Die Bund-Länder-Arbeitsgruppe „Rückführung“ – kurz „AG Rück“ genannt – sieht wieder einmal Grund zur Klage. Die Abschiebungsexperten aus Bund- und Ländern monieren, zu vielen Menschen würde der Zwangstransport ins Ausland erspart.
Wieder einmal hat die „Ag Rück“ Vorschläge zum „Abbau von Vollzugshemmnissen“ erarbeitet. BILD macht sich heute zum Sprachrohr der Abschiebungslobbyisten, auch die CDU/CSU ist voll des Lobs: Die Vorschläge der AG-Rück müssten dringend umgesetzt werden, so der innenpolitische Sprecher der CDU/CSU-Bundestagsfraktion heute in einer Presseerklärung.
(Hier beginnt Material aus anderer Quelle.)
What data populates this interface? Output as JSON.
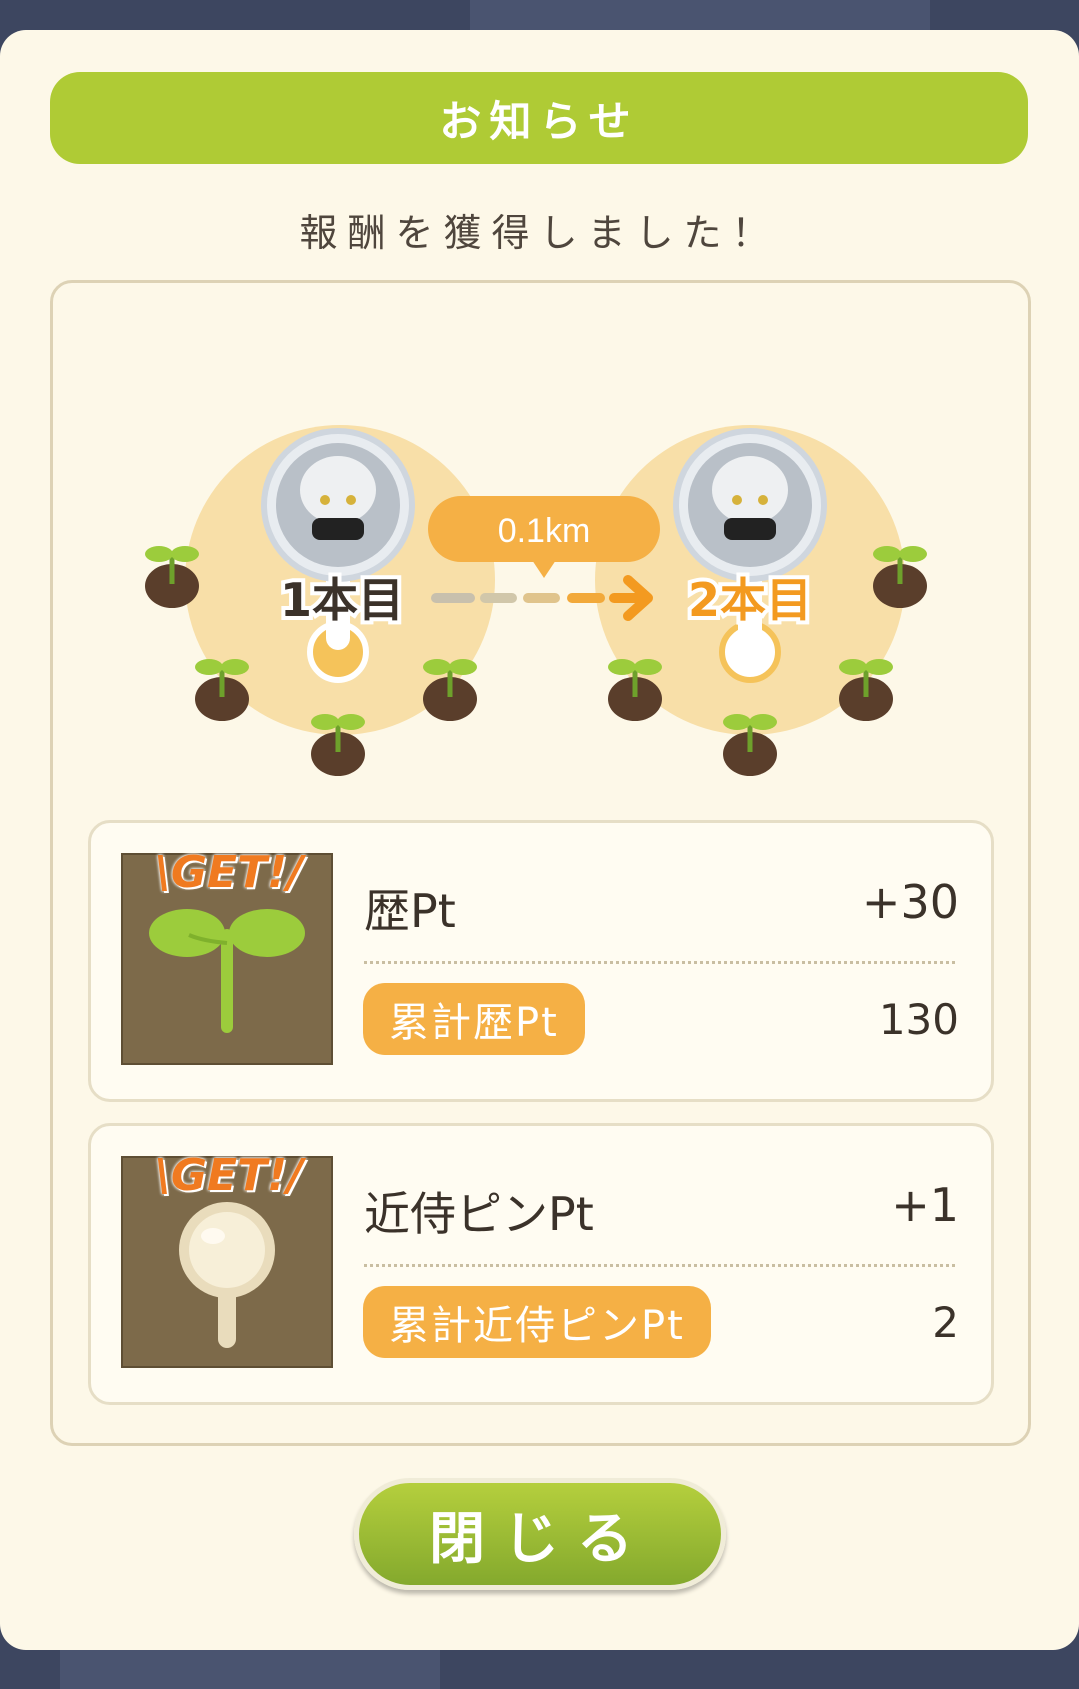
{
  "header": {
    "title": "お知らせ"
  },
  "subtitle": "報酬を獲得しました！",
  "map": {
    "distance": "0.1km",
    "from_label": "1本目",
    "to_label": "2本目"
  },
  "rewards": [
    {
      "badge": "\\GET!/",
      "icon": "sprout-icon",
      "name": "歴Pt",
      "amount": "+30",
      "total_label": "累計歴Pt",
      "total_value": "130"
    },
    {
      "badge": "\\GET!/",
      "icon": "magnifier-pin-icon",
      "name": "近侍ピンPt",
      "amount": "+1",
      "total_label": "累計近侍ピンPt",
      "total_value": "2"
    }
  ],
  "close_button": {
    "label": "閉じる"
  },
  "colors": {
    "header_green": "#afcb35",
    "accent_orange": "#f5b045",
    "modal_bg": "#fdf8e8"
  }
}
Der Zeitpunkt scheint passend gewählt: Die Schweizer Abstimmung gegen Zuwanderung dürfte die Union daran erinnert haben, dass es sich so kurz vor der Europawahl für sie lohnen könnte, im Fahrwasser von Rechtspopulisten auf Stimmenfang zu gehen. Auch die im Koalitionsvertrag geplante Bleiberechtsregelung könnten die Abschiebungsbefürworter im Auge haben, bei der sie vermutlich eine liberale Regelung zu verhindern trachten – eine Regelung, die es den vielen seit Jahren nur geduldeten Menschen endlich ermöglichen könnte, durch einen sicheren Aufenthaltstitel ihr Leben planen und selbstbestimmt gestalten zu können.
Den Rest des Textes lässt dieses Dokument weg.